Bacteria is, or will become, a key protagonist in this struggle over body definitions and their imaginary. In part because of a crisis of antibiotics, which are now failing, and because of health crazes like expensive fecal transplants: bacteria as both good and bad (complicating morality), and as inside us and outside us (complicating limits and previous classical definitions). What recent science is telling us is that the body is not as sovereign as we thought it was—in fact, in terms of cells, we have ten foreign bacterial cells for every singular cell of our own (not to mention foreign DNA). This means we are, or our body is, more foreign than native, more planetary than nationalist.
Going against the grain of popular belief, bacteria is also responsible for human subjectivity. Not all of it, but for some desires and cravings, as well as empathy, depression, mood, and clarity of thought—these connections have been proven so far. Bacteria gets what it needs by producing proteins that mimic the human hormones that signal, for example, when we are hungry (we know every revolution starts with hunger, or should we say, bacteria).
To illustrate just how strange this understanding of subjectivity can be in terms of matter, consider its temporality. After we die our bacteria continues to live (in the thanatomicrobiome), which also means those same cravings for cheese or justice we had while alive, continue well after our death. The implications of this fact not only challenge age-old notions of the unconscious, they also give rise to the possibility of a radically new kind of body. A body, or at least a subjectivity that is hardly human at all.

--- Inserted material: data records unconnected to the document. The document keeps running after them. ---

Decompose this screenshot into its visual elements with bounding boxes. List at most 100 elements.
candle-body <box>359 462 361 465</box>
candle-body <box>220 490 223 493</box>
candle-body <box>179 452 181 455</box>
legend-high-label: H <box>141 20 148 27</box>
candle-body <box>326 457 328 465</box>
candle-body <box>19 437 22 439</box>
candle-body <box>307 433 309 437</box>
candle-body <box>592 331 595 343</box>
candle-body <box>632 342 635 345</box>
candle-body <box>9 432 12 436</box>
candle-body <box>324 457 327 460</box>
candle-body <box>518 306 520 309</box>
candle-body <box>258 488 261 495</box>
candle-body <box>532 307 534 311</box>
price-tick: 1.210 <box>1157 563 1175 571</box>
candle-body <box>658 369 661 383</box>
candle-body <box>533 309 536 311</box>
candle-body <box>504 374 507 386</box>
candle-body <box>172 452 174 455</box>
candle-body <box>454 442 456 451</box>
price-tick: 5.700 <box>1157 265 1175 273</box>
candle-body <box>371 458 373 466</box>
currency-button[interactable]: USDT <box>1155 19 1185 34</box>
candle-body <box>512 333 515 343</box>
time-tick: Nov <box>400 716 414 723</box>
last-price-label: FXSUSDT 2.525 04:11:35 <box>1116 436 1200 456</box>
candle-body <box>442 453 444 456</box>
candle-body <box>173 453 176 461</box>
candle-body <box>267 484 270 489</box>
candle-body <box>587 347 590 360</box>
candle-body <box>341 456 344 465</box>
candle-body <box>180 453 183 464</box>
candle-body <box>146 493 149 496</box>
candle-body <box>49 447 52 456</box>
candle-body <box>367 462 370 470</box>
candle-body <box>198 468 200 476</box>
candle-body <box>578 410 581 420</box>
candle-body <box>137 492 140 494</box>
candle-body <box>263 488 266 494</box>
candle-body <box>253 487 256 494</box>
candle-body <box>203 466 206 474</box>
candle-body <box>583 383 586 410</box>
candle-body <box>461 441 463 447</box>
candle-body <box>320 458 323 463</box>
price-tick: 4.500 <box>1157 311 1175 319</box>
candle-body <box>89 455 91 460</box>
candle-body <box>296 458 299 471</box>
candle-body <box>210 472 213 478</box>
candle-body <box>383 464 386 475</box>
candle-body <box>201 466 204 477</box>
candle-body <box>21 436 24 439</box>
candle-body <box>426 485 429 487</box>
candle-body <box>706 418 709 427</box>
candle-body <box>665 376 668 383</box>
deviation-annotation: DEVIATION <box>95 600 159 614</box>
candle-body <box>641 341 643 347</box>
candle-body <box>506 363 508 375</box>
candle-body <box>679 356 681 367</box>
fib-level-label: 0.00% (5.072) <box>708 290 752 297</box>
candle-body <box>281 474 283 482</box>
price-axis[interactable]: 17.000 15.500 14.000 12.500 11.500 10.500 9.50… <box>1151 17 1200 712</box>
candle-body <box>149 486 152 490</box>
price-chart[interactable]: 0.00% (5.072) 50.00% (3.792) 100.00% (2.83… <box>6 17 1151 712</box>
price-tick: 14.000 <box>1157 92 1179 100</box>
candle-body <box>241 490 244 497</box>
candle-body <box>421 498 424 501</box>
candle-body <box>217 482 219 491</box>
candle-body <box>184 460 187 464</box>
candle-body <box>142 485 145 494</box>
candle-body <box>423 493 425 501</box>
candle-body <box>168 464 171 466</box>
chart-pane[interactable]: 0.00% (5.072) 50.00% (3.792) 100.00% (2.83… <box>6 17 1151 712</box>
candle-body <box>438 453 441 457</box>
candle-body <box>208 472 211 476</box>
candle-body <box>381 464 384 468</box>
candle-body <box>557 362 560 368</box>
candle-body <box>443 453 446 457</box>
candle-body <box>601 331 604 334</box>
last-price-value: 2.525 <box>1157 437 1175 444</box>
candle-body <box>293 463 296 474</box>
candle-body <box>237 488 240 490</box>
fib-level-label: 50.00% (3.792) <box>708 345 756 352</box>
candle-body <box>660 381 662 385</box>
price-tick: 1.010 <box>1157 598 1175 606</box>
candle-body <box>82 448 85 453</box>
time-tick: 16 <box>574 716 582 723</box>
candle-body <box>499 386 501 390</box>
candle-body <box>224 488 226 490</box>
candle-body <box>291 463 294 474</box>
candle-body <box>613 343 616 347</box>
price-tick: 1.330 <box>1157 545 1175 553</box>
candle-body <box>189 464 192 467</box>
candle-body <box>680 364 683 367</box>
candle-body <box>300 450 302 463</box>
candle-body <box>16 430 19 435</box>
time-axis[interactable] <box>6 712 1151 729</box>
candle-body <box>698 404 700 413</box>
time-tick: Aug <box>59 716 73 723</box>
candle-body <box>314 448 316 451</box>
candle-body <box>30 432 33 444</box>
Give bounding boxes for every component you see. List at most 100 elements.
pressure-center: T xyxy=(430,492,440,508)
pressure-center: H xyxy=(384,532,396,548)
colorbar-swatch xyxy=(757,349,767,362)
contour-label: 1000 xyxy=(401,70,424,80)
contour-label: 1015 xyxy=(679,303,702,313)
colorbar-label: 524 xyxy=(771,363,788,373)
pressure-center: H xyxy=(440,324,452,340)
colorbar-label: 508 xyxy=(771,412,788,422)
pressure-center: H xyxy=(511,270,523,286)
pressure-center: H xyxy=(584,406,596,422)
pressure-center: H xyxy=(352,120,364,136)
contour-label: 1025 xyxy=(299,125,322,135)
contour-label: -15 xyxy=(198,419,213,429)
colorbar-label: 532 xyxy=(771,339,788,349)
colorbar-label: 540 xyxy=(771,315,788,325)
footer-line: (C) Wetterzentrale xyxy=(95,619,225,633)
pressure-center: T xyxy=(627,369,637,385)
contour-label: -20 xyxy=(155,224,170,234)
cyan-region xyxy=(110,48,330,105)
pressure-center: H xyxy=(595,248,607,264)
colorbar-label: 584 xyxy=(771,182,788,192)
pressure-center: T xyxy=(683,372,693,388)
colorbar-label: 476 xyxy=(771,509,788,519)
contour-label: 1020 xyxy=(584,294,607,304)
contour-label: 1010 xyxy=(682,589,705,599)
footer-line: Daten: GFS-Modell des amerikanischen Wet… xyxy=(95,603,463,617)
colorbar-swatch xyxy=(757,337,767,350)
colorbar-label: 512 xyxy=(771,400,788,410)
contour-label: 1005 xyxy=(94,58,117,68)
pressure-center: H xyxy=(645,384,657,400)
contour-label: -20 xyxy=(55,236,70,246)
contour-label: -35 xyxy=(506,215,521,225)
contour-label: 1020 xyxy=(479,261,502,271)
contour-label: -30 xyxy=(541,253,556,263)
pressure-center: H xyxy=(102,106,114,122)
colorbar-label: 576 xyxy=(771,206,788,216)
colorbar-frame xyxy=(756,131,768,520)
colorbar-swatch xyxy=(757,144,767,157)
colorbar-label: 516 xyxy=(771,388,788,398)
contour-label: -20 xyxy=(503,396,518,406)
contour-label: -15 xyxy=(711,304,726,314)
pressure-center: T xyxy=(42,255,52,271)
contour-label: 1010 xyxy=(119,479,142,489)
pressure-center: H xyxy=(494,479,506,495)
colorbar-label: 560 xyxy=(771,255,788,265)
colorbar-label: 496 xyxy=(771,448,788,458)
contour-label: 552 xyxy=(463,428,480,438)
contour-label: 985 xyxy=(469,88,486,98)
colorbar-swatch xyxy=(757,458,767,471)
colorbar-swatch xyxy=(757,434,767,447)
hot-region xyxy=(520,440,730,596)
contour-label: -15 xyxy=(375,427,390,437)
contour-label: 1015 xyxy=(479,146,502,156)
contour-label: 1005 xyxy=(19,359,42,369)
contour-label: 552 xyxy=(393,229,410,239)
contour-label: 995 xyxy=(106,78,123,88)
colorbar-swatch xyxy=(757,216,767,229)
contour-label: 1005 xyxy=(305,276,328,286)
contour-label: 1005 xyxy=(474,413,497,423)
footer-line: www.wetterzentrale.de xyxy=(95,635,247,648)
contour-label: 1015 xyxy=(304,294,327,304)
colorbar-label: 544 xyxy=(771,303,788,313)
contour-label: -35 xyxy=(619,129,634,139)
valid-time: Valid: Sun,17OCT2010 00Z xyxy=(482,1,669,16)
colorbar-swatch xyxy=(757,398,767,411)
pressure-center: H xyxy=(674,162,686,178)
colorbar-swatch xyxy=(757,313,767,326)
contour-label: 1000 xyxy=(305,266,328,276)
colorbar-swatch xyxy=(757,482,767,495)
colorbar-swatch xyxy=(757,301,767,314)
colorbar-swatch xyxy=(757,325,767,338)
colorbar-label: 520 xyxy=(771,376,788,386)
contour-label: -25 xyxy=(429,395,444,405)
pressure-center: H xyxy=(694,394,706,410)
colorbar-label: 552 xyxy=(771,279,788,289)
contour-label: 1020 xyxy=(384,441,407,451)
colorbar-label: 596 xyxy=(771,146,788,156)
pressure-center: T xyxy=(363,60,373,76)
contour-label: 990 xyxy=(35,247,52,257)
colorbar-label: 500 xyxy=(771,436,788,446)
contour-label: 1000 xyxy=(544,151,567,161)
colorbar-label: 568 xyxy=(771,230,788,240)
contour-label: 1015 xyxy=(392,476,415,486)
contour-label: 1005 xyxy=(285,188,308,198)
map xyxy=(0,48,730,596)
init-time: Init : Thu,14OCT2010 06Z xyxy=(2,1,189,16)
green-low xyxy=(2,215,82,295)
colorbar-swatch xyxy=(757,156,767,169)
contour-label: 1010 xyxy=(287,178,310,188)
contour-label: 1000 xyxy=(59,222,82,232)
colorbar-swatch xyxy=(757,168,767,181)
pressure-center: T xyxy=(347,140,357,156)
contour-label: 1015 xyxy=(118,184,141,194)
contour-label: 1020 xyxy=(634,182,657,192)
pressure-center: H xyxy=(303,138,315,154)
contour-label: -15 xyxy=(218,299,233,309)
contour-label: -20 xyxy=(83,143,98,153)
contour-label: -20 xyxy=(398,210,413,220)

Going further still, bacteria also seeds rainclouds—as an aerosol once submerged in a cloud, it allows the latent moisture to gather around it before falling back to earth (perhaps this is an analogous or at least poetic description for how bacterial-human emotion forms). We know that the weather is not subject to national borders, and in fact one of the most difficult aspects of climate management comes from national corruption and the impossibility of global regulation. The climate we also know is not subject to human time—we might ask, how old is the wind?
Once bacteria is recognized as a double agent of rain and human desire, we can establish a meshold and living link between the matter of our subjectivity (our body) and the weather (the planet). Such a rearrangement in terms of geographic and temporal scales, or what I am calling cloud-subjectivity, not only challenges anachronistic definitions of the human body, its local sovereignty, and its analogical role in promoting nationalist, racist, misogynist, and neocolonial policies, but it also reveals how our subjectivity, desires, and (now hyper-) empathy could become timeless in their climatic circumnavigations of the planet.